«Se mio figlio Anas è un terrorista, che paghi»
«Se davvero hanno le prove che mio figlio voleva fare atti di terrorismo qui in Italia è giusto che paghi. Se però così non è, come spero e come sono convinto che sia, la giustizia italiana mi deve delle spiegazioni».
Karim El Abboubi è il papà di Anas, il 21enne vobarnese prelevato mercoledì scorso alle 4 e mezza del mattino da casa sua, arrestato dalla Digos con l’accusa di terrorismo internazionale.
Lo incontriamo in una delle sale del Centro culturale islamico di Vobarno. Karim è in Italia da 28 anni, prima di lui in Valsabbia aveva lavorato suo padre. È un fedele osservante dei dettami dell’Islam, parla correttamente l’italiano, ha sempre lavorato sodo per mantenere la sua famiglia come autotrasportatore ed è grato all’Italia, che gli ha offerto l'opportunità di costruire un futuro per i suoi cari. Una riconoscenza che però in questi giorni vacilla: «Quando sono venuti di notte a prendersi mio figlio per portarselo via perché era pericoloso mi hanno detto che lo tenevano sotto osservazione da quasi un anno. Perché non me l’hanno detto prima? Perché me l’hanno tenuto nascosto? Perché non mi hanno dato la possibilità di fare il padre?».

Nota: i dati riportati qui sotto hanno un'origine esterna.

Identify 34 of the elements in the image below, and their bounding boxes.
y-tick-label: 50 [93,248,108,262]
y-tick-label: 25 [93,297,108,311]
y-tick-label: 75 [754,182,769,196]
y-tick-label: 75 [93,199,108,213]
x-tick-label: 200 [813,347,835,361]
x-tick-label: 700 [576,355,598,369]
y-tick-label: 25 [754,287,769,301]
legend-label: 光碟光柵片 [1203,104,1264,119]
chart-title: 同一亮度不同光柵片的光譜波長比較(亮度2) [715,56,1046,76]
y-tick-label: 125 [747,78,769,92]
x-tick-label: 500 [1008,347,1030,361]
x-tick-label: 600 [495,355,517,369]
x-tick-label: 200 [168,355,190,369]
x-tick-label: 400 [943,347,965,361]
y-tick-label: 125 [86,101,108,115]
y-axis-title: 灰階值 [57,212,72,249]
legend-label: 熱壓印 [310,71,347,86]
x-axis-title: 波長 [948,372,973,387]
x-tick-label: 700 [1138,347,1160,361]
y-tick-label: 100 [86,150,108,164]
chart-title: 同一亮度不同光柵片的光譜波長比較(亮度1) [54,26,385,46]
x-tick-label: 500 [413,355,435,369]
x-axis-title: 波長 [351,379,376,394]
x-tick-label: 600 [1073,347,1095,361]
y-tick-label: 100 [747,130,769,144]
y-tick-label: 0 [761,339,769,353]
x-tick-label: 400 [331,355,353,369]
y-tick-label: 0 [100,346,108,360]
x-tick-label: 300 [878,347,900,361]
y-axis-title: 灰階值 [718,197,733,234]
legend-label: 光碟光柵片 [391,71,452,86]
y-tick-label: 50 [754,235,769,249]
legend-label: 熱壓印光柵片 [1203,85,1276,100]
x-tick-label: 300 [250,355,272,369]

Il parallelo per farci capire il suo dramma viene facile: «Cosa direbbe un padre italiano se improvvisamente i carabinieri gli capitassero in casa dicendogli che portano via suo figlio di vent’anni dopo averlo spiato per un anno, mentre un po’ alla volta diventava uno spacciatore di cocaina? Penso che si arrabbierebbe, vi pare?». E poi ancora: «Se la loro è stata un’azione preventiva, perché l’hanno lasciato diventare un terrorista? Sempre che sia vero, visto che nel farlo non è mai uscito dal computer. E perché non l'hanno fermato prima? Forse intendevano fagli fare da esca per qualche pesce più grosso? Si rendono conto che è un ragazzo e che me l’hanno sbattuto come un mostro in prima pagina?».
Scuote la testa Karim. E ci parla di quella che è sempre stata la sua più grande paura: «Possibile che proprio a me doveva capitare una cosa del genere. A me che, dopo l’11 settembre, per la paura di essere coinvolto in vicende che riguardano il terrorismo, mi sono tagliato la barba, ho sempre evitato foto o video durante le nostre feste e anche qui in associazione ho chiesto che il mio nome non apparisse negli elenchi di chi contribuisce a pagare le spese - ci dice -. Non si sa mai: metti che da queste parti passi per caso uno che poi viene accusato di terrorismo. Se sei in un elenco o in una foto insieme a lui rischi di passare dei guai seri».
Gli amici dell’associazione annuiscono, conoscono questa sua fissa. «Noi, e anche Karim, siamo grati a chi sta svolgendo le indagini, sappiamo che stanno facendo il loro lavoro e abbiamo fiducia nella Magistratura che si occuperà di questo caso - ci dice il portavoce Youbi, con il presidente Abdeluafi che annuisce ad ogni frase -. Per noi si tratta di fatti sconvolgenti, che speriamo possano presto essere ridimensionati. Ad ogni modo sia chiaro che condanniamo nel modo più assoluto atti violenti di qualsiasi genere e in qualsiasi momento».